Aquatic Biology summer camp
A recent Science article reported by the New York Times (http://www.nytimes.com/2011/05/13/science/13teach.html?_r=5&ref=science&) presented the findings of a study that compared the impact of a traditional lecture format to a more interactive approach to teaching in a large college physics class. The latter approach included soliciting students’ ideas and providing feedback, small group work, and in-class activities — and resulted in improved student learning, attendance and engagement.
The foundation of the ‘deliberate practice’ model and related ideas in educational research is that learners have their own ideas about how the world works, and that we can support learning by actively exploring and connecting with these existing ideas through meaningful, engaging experiences. In short, students are active participants in their learning.
On a small scale, our Aquatic Biology summer camp could be viewed through the lens of ‘deliberate practice.’ It involves small group activities and provides opportunities for participants to practice their knowledge and skills. Youth are introduced to basic ideas about water quality and assessment techniques, exploring these techniques through a series of simple experiments, and then collecting and recording data in the field. We then discuss our findings.
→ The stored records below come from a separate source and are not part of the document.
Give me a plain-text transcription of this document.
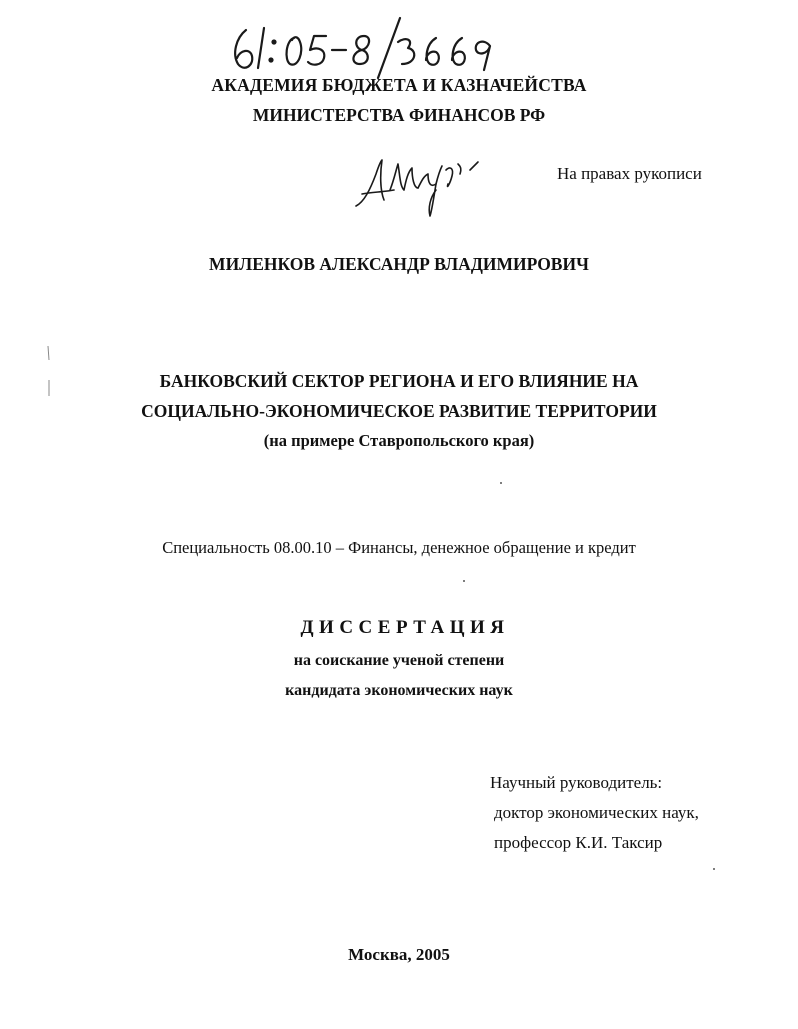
АКАДЕМИЯ БЮДЖЕТА И КАЗНАЧЕЙСТВА
МИНИСТЕРСТВА ФИНАНСОВ РФ
На правах рукописи
МИЛЕНКОВ АЛЕКСАНДР ВЛАДИМИРОВИЧ
БАНКОВСКИЙ СЕКТОР РЕГИОНА И ЕГО ВЛИЯНИЕ НА
СОЦИАЛЬНО-ЭКОНОМИЧЕСКОЕ РАЗВИТИЕ ТЕРРИТОРИИ
(на примере Ставропольского края)
Специальность 08.00.10 – Финансы, денежное обращение и кредит
ДИССЕРТАЦИЯ
на соискание ученой степени
кандидата экономических наук
Научный руководитель:
доктор экономических наук,
профессор К.И. Таксир
Москва, 2005
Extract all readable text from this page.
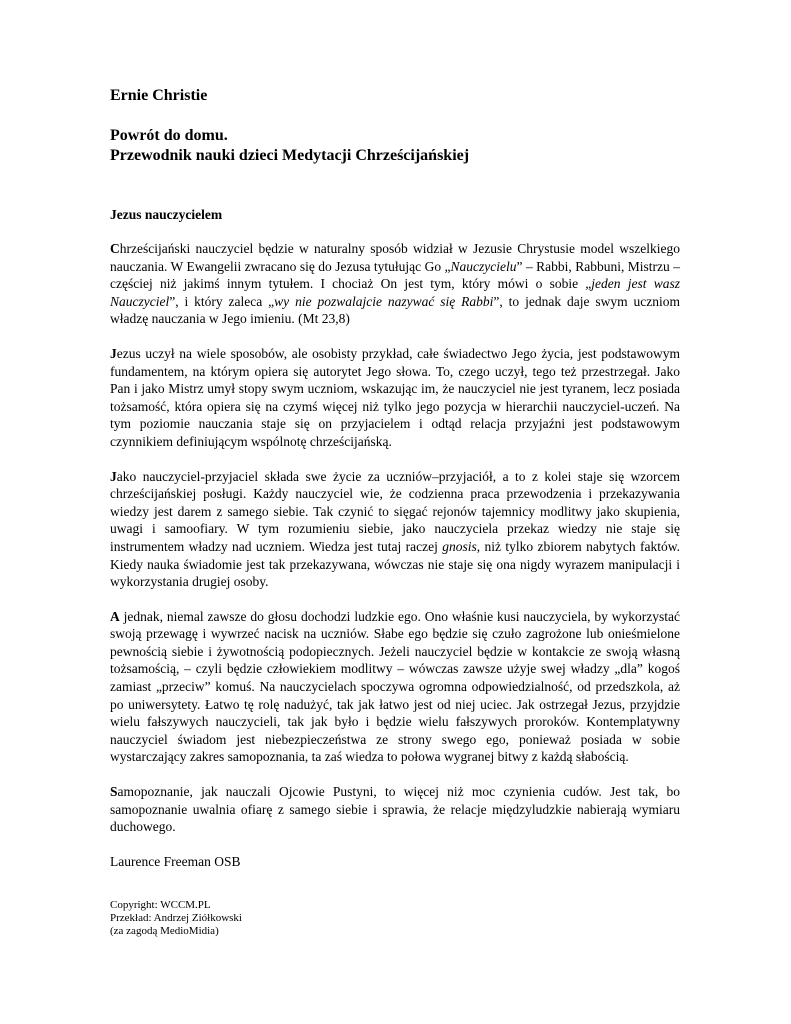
Ernie Christie
Powrót do domu.
Przewodnik nauki dzieci Medytacji Chrześcijańskiej
Jezus nauczycielem

Chrześcijański nauczyciel będzie w naturalny sposób widział w Jezusie Chrystusie model wszelkiego nauczania. W Ewangelii zwracano się do Jezusa tytułując Go „Nauczycielu” – Rabbi, Rabbuni, Mistrzu – częściej niż jakimś innym tytułem. I chociaż On jest tym, który mówi o sobie „jeden jest wasz Nauczyciel”, i który zaleca „wy nie pozwalajcie nazywać się Rabbi”, to jednak daje swym uczniom władzę nauczania w Jego imieniu. (Mt 23,8)

Jezus uczył na wiele sposobów, ale osobisty przykład, całe świadectwo Jego życia, jest podstawowym fundamentem, na którym opiera się autorytet Jego słowa. To, czego uczył, tego też przestrzegał. Jako Pan i jako Mistrz umył stopy swym uczniom, wskazując im, że nauczyciel nie jest tyranem, lecz posiada tożsamość, która opiera się na czymś więcej niż tylko jego pozycja w hierarchii nauczyciel-uczeń. Na tym poziomie nauczania staje się on przyjacielem i odtąd relacja przyjaźni jest podstawowym czynnikiem definiującym wspólnotę chrześcijańską.

Jako nauczyciel-przyjaciel składa swe życie za uczniów–przyjaciół, a to z kolei staje się wzorcem chrześcijańskiej posługi. Każdy nauczyciel wie, że codzienna praca przewodzenia i przekazywania wiedzy jest darem z samego siebie. Tak czynić to sięgać rejonów tajemnicy modlitwy jako skupienia, uwagi i samoofiary. W tym rozumieniu siebie, jako nauczyciela przekaz wiedzy nie staje się instrumentem władzy nad uczniem. Wiedza jest tutaj raczej gnosis, niż tylko zbiorem nabytych faktów. Kiedy nauka świadomie jest tak przekazywana, wówczas nie staje się ona nigdy wyrazem manipulacji i wykorzystania drugiej osoby.

A jednak, niemal zawsze do głosu dochodzi ludzkie ego. Ono właśnie kusi nauczyciela, by wykorzystać swoją przewagę i wywrzeć nacisk na uczniów. Słabe ego będzie się czuło zagrożone lub onieśmielone pewnością siebie i żywotnością podopiecznych. Jeżeli nauczyciel będzie w kontakcie ze swoją własną tożsamością, – czyli będzie człowiekiem modlitwy – wówczas zawsze użyje swej władzy „dla” kogoś zamiast „przeciw” komuś. Na nauczycielach spoczywa ogromna odpowiedzialność, od przedszkola, aż po uniwersytety. Łatwo tę rolę nadużyć, tak jak łatwo jest od niej uciec. Jak ostrzegał Jezus, przyjdzie wielu fałszywych nauczycieli, tak jak było i będzie wielu fałszywych proroków. Kontemplatywny nauczyciel świadom jest niebezpieczeństwa ze strony swego ego, ponieważ posiada w sobie wystarczający zakres samopoznania, ta zaś wiedza to połowa wygranej bitwy z każdą słabością.

Samopoznanie, jak nauczali Ojcowie Pustyni, to więcej niż moc czynienia cudów. Jest tak, bo samopoznanie uwalnia ofiarę z samego siebie i sprawia, że relacje międzyludzkie nabierają wymiaru duchowego.

Laurence Freeman OSB
Copyright: WCCM.PL
Przekład: Andrzej Ziółkowski
(za zagodą MedioMidia)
The hitch with a more interactive and engaged approach is that it takes a lot of time. Consciously and deliberately designing your teaching around such strategies at any level is time-consuming, although it gets easier with experience. For example, creating field journals that are accessible and usable by 8 to 11 years olds takes thought and planning.
Many years ago as a graduate student in Canada I was involved with a Women in Science organization which conducted a study on the impact of a ‘female-friendly’ introductory college chemistry curriculum which included in-class activities and problem-solving with real-world connections. The result — test performance was on par with other sections, but student interest and motivation were significantly higher in the study group. It turned out that such strategies were not only ‘female-friendly’, but were in fact ‘student-friendly.’
An important finding from the Science study and others is that more engaging teaching strategies not only improve traditionally tested outcomes but also enhance student confidence, interest and motivation — critical factors in thinking about life-long learning and career choices. They can also support informed decision making about science/technology issues.
Museums and other informal science institutions are familiar with this approach as they seek to connect with visitors through their exhibits and programming. Such experiences support factual and conceptual understanding, but perhaps most powerfully influence affective elements related to learning such as engagement and motivation about science. Enhancing content knowledge and understanding as well as supporting an interest in science without the incentive (or disincentive) of a test is a powerful impact!
In a time with mounting pressures and decreasing resources, it can seem daunting to attempt such a course. But there are resources to help. KU’s Center for Teaching Excellence provides resources and workshops to support and enhance faculty teaching. A surprising success story comes from Quarked! Adventures in the Subatomic Universe, a collaborative KU physics education project that includes a website with videos and games. Originally targeted at youth 7 to 12, teachers and the general public, several physics faculty have found it useful for their classes to provide an overall conceptual framework for particle physics and the mechanisms involved.
Thoughtfully planned and informed learning experiences are time-consuming, but well worth it and become easier with time and practice. If a job is worth doing, it is worth doing well.